Today, each of us has gotten used to the old doddering dictator. What most see in Castro, at most, is an intelligent but decrepit though benevolent head of state. A man hard from being perfect, but someone for whom many don't see him as the devil incarnate as many of my older members of my family saw him. Of course, there's a new generation to whom the post Cold War realities of present-day living is just part of the annals of history. Something interesting, but relegated to the pages of yellowed newspapers, like watching reruns of I Love Lucy.

No one is immortal and just a few days ago Reuters announced that Castro, a man who has not been seen public in 16 months, might have submitted his resignation as head of Cuban government.

My elemental duty is not to hold on to positions and less to obstruct the path of younger people,” the 80-year-old Castro said in a letter read on the Cuban state-run television program, La Mesa Redonda. Castro continued by saying that his duty is “to contribute experience and ideas whose modest value comes from the exceptional times that I have lived through.”

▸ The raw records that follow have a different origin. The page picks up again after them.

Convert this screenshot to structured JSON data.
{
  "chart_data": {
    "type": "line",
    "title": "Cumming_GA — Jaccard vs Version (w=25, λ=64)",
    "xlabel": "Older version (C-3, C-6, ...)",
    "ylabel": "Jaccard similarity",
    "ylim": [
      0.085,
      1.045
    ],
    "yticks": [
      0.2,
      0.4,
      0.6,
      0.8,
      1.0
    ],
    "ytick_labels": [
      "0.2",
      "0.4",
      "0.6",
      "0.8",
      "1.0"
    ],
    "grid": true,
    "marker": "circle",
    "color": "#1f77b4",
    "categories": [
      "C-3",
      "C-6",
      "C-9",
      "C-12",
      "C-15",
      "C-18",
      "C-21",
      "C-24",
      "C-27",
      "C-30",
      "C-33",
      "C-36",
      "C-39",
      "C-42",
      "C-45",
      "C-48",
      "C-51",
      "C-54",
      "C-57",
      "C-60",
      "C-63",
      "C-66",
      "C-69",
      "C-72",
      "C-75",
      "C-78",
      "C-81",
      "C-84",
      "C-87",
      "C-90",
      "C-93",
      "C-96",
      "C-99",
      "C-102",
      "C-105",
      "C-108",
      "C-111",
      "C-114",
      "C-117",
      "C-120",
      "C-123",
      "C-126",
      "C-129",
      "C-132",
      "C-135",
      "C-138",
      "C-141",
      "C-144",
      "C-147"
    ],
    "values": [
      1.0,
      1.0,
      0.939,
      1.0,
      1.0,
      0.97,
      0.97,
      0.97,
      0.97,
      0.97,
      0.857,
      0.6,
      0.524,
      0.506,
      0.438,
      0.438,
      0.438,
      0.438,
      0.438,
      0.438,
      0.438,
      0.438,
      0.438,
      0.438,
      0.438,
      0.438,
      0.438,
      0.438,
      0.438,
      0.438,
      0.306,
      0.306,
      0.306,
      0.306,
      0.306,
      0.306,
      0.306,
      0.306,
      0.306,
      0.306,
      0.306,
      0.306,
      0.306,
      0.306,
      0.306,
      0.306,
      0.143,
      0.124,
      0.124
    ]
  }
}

This comes on the heels of the death of his sister-in-law, Vilma Espin, who passed away of an undisclosed illness on July, 2006. Up until then, there has been no official report of any death in the much tight-lipped Castro family. Espin was married to Raul Castro, to whom Castro ceded power to as head of state in 2006. Castro, though, still holds the posts of president of the Council of State and Council of Ministers, and first secretary of the ruling Communist Party.

But neither were Raul Castro nor Vilma Espin, nor anyone who may replace any of them as head of state, can fill the gap of Fidel Castro himself; even had Castro died and the Raul-Vilma duo could have filled the gap and entered a decade of some sort of centrist socialist country, this posture couldn't have lasted for long since the center of the dynamic that became the Cuban Revolution could have outlasted its "Top Dog", Fidel himself.

Some years ago I wrote a book about returning to Cuba, Rediscovering Cuba: A Personal Memoir. My ideas then, as much as they are now, have changed little. Cuba's present-day reality is complex, too complex. Many people have an interest in Cuba's future, and many have a stake and a moral right, too, at rewriting its history. At the time that I published my book, I sent a copy of the book to one of Castro's sister, Juana Castro, who lives in Southern Florida and who has never seen her brothers since the early 1960's when she left Cuba. In the brief conversation she and I had, what I found in her is the same type of closely-guarded testimony of a Cuban who not only is divided between family love and the divisions all too common for the Cuban people. Juana Castro congratulated me on the publication of my book. I said that I was honored that she'd taken her time to call me. The conversation was polite, but distant. She knew I could have thrashed and demonized the family whose name she bears, the Castro name. I honestly hadn't. But what I found in her was that when it comes to speaking about Cuba, there are no easy answers. I refrained from asking too many indiscreet questions about her brothers, about her family, about her views on Cuba. She herself kept mum about saying anything at all. Hence the intractable silence, the impasse that exists between two countries, two people, and misunderstanding amonng generations subtly divided over an issue that in the past was easy to ascertain as one cause, with one name-- with one common hatred.